Camuy River Cave Park, 'Cavernas de Camuy'

Pictured, the Camuy River Cave Park

The local non-profit organization, Foundation for Puerto Rico (FPR), delivered on its commitment to revitalize and strengthen the island's tourism assets to drive sustainable development through the Bottom Up Destination Recovery Initiative (Bottom Up) program.

Thanks to a $125,000 donation from FPR, and in collaboration with the National Parks Agency and the Puerto Rico Tourism Co., the Camuy River Cave Park will reopen its doors to the public beginning today, March 24.

The donation, the largest made among the groups that contributed to the initiative, was awarded to this important project through a grant from the Peter Alfond Foundation, a private entity based in Maine that supports efforts focused on education, health, and economic development.

The contribution was used to finance the creation of safety rails throughout the facilities, the installation of a security gate inside the main cave, fresh paint for the visitor’s theater, updating the theater’s audiovisual system, the renovation of the ticket office, and for improvements to other areas throughout the park.

“With this initiative, Foundation for Puerto Rico remains committed to strengthening and fostering socioeconomic development. The rehabilitation of emblematic attractions such as the Camuy Caves is essential because they help attract a significant influx of visitors to the areas where they are located, thus strengthening the economies and social environments of underserved communities in Puerto Rico. We are identifying these iconic assets across the island and launching collaborative efforts to revitalize them. The effort to restore and promote these assets is increasingly urgent as the island and the world advance in their post-pandemic normalization processes,” said Jon Borschow, CEO of FPR.

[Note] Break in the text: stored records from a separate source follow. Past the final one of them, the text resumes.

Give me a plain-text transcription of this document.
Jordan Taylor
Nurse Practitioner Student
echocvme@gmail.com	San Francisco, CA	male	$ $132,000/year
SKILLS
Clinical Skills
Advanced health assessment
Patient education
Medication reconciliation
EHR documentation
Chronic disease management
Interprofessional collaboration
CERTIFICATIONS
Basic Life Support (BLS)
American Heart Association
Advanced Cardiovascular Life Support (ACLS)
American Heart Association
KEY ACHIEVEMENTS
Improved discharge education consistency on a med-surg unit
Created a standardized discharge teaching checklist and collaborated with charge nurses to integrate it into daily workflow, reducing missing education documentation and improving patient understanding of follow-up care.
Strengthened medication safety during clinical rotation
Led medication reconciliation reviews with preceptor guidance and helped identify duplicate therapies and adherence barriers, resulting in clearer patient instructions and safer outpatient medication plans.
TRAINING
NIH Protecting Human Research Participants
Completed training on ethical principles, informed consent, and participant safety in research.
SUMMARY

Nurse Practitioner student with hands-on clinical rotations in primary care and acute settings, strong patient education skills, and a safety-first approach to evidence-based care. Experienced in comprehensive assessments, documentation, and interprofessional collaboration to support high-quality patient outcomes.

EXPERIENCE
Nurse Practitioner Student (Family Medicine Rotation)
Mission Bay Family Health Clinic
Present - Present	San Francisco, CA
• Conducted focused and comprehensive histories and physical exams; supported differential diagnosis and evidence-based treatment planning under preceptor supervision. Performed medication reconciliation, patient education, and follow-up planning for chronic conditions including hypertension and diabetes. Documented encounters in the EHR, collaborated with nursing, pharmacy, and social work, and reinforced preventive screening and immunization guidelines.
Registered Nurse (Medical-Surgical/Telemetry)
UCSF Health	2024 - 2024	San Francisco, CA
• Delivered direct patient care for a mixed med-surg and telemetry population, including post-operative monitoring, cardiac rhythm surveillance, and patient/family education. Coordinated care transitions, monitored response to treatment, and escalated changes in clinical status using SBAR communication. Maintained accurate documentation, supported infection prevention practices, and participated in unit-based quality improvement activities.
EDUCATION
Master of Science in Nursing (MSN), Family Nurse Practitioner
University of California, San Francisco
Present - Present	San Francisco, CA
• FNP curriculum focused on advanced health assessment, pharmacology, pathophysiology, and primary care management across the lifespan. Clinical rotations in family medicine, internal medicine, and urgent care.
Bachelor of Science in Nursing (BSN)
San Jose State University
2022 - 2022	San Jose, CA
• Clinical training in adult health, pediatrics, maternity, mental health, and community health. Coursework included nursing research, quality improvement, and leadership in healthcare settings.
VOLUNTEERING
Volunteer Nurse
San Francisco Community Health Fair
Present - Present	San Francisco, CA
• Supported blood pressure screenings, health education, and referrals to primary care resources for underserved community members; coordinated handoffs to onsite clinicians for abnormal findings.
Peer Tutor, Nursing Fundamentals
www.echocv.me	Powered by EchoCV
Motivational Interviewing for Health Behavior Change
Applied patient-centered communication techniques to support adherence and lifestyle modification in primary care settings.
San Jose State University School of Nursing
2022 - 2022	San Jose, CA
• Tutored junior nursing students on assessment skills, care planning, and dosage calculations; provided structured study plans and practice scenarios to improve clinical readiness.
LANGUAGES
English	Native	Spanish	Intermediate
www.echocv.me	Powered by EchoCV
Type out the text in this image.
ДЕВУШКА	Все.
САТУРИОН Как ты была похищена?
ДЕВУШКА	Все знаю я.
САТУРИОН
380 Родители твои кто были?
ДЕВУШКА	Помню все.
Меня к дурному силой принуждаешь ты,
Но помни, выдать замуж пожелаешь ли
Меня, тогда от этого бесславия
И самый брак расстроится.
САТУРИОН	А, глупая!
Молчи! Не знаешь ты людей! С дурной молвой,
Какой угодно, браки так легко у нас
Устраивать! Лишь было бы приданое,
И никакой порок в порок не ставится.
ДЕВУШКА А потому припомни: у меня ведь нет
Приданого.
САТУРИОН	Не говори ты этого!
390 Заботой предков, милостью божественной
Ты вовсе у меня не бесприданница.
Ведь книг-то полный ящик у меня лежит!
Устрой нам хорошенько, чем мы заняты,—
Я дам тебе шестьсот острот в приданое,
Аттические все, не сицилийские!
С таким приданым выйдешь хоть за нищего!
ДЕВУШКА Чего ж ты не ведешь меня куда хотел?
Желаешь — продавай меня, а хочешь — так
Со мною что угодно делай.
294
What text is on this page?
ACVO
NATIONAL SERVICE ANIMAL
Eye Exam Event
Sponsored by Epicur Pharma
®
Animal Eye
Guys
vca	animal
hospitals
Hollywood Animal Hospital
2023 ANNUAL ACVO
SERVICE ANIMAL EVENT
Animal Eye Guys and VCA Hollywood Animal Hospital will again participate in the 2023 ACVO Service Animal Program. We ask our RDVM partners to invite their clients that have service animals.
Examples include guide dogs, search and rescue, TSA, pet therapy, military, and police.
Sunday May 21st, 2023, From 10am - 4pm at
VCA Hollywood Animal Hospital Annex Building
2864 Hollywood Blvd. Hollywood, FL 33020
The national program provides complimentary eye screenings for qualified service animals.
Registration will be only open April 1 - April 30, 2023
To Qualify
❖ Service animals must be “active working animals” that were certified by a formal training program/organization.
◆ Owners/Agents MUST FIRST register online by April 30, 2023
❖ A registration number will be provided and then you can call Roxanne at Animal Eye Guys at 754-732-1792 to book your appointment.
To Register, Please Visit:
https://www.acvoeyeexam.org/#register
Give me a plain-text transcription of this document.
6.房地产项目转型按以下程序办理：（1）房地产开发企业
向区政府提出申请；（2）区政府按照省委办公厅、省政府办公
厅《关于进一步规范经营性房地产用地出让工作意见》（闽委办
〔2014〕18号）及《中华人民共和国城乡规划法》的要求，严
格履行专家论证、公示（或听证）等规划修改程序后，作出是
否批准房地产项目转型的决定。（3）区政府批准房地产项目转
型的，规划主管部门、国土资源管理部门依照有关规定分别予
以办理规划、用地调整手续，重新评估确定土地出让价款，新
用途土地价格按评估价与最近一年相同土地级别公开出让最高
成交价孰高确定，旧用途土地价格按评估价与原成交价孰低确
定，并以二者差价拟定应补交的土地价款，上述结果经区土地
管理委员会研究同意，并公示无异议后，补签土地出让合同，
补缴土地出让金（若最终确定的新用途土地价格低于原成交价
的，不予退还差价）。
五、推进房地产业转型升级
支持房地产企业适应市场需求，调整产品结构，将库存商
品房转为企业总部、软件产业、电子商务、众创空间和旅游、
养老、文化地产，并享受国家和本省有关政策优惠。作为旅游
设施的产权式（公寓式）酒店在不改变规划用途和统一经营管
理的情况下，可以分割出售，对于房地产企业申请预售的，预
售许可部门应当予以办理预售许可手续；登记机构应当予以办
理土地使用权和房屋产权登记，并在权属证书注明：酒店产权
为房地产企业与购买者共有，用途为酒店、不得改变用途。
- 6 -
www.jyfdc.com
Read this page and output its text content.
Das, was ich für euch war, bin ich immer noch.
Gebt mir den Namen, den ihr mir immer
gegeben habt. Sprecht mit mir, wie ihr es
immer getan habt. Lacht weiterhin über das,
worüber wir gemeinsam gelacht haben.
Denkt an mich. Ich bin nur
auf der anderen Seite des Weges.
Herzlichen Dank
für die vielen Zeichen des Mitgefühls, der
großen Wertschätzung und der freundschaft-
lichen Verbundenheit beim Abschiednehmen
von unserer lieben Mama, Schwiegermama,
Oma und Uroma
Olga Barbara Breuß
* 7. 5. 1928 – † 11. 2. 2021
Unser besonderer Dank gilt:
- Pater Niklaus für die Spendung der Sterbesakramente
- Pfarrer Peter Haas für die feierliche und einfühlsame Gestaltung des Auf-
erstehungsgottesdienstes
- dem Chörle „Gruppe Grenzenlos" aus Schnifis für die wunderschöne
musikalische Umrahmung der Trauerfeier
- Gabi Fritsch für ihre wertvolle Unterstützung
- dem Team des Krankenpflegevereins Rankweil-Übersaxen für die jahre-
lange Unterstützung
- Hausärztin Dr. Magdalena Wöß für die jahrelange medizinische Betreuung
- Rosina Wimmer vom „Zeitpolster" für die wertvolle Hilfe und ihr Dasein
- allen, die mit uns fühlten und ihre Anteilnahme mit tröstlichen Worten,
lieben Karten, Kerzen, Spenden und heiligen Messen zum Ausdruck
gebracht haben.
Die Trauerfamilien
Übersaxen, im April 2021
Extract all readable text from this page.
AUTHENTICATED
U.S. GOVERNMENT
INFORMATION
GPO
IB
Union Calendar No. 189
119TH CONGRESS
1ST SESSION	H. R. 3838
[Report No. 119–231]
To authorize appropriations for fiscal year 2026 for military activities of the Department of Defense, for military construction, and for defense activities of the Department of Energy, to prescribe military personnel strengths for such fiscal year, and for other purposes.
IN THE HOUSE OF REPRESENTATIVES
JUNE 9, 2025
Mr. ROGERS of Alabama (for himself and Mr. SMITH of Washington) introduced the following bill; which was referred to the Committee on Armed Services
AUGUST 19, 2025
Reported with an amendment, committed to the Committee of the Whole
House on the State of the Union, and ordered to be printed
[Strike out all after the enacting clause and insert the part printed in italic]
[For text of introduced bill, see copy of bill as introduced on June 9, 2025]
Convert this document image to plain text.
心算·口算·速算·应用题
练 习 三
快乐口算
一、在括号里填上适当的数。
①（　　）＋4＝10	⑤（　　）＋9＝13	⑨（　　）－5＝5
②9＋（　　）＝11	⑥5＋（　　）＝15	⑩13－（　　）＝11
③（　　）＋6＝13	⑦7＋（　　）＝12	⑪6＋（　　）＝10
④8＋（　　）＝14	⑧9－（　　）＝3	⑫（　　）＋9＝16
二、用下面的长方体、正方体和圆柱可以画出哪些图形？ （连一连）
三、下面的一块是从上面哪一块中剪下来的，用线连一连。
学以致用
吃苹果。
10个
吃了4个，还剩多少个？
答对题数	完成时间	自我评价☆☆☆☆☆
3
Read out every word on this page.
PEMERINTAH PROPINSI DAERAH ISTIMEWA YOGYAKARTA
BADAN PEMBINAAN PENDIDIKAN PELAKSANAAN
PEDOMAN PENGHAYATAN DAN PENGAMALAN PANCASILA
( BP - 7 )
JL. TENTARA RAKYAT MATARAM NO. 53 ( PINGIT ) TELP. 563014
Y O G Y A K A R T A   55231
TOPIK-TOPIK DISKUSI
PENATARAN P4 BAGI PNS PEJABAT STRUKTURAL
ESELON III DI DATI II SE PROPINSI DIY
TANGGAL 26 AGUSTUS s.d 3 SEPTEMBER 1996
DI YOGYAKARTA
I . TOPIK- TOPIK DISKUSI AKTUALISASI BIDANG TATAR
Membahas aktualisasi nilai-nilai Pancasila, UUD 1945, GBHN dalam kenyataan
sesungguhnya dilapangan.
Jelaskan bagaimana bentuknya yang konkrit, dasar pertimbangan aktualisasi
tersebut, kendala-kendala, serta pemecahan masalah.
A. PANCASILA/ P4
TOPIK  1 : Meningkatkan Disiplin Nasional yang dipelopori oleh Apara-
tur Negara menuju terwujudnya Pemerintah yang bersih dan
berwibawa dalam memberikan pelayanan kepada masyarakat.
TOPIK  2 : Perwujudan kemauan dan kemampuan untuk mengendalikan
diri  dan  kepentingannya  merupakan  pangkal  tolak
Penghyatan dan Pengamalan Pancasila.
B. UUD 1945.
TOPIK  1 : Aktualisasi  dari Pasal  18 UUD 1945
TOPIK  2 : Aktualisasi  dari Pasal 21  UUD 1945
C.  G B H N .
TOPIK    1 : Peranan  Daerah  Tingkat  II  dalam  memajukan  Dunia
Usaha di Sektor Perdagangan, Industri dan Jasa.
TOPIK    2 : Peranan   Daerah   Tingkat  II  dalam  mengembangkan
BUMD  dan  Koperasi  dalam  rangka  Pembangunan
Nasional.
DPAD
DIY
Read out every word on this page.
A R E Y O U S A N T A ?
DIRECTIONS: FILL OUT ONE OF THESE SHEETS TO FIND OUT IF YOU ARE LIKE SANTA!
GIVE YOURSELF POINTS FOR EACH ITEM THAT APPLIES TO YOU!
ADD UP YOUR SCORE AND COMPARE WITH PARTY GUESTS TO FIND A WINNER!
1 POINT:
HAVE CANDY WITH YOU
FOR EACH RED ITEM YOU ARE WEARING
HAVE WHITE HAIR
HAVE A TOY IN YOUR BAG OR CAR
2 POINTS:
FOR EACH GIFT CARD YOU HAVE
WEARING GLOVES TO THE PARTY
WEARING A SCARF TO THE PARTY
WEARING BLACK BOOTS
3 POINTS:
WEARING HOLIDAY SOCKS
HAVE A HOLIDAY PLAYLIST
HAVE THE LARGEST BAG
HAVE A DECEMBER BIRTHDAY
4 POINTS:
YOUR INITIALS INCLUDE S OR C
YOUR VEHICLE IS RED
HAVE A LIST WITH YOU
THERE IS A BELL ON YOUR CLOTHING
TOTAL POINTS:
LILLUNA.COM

Carlos Ayala, program manager for Bottom Up in the Camuy and Arecibo region, added that, “we are proud to contribute to the reopening of this natural treasure and its heritage. The Bottom Up program and team seek to make communities more resilient and proactive in creating tourism assets and experiences. Our work enables communities to increase the value and scope of their tourism offerings. This will help boost the socioeconomic development of our communities, fostering the creation of a business ecosystem that promotes job creation and professional development in the region.”

Since its creation in 2017 by FPR, Bottom Up has impacted 14 municipalities, leading initiatives to support sustainable social and economic growth in the communities.

The program works from by identifying key natural, cultural, and social assets for the region’s economic development, and focused on the recovery, revitalization, and acceleration of these assets. It also supports small and medium-sized enterprises, as well as nonprofits and community groups, on issues related to organizational and financial capacity, resilience, emergency management, and tourism. The work is undertaken to develop a destination plan from and for the community.

Camuy Caves Now Open

Starting today, people will be able to visit to the Camuy River Cave Park. Visitors are required to make a reservation by calling 787-898-3100.

The park will accept approximately six groups of up to 20 people –adults and children– from Wednesday to Sunday, from 8:00 a.m. at 4:30 p.m. Although this is a partial opening, visitors will be able to enjoy some of the park’s charms, among them its main attraction, the Cueva Clara (Clear Cave).

The Camuy River Caverns are an important asset in Puerto Rico’s northern region. It is a cave system located among the municipalities of Camuy, Hatillo and Lares. The caverns are part of a large network of natural limestone caves and underground waterways carved out by the third largest underground river in the world, the Camuy River.

More than 10 miles of caverns, 220 caves, and 17 entrances to the Camuy cave system have been mapped. However, this is only a fraction of the entire system, which many experts believe still contains another 800 caves.

The 268-acre park, managed by the Department of Natural and Environmental Resources (DRNA, its Spanish acronym) and built around the cave system, is one of the most popular natural attractions in Puerto Rico. Prior to Hurricanes Irma and Maria, the park received more than 80,000 visitors a year, representing an annual economic activity of between $600,000 and $1.4 million.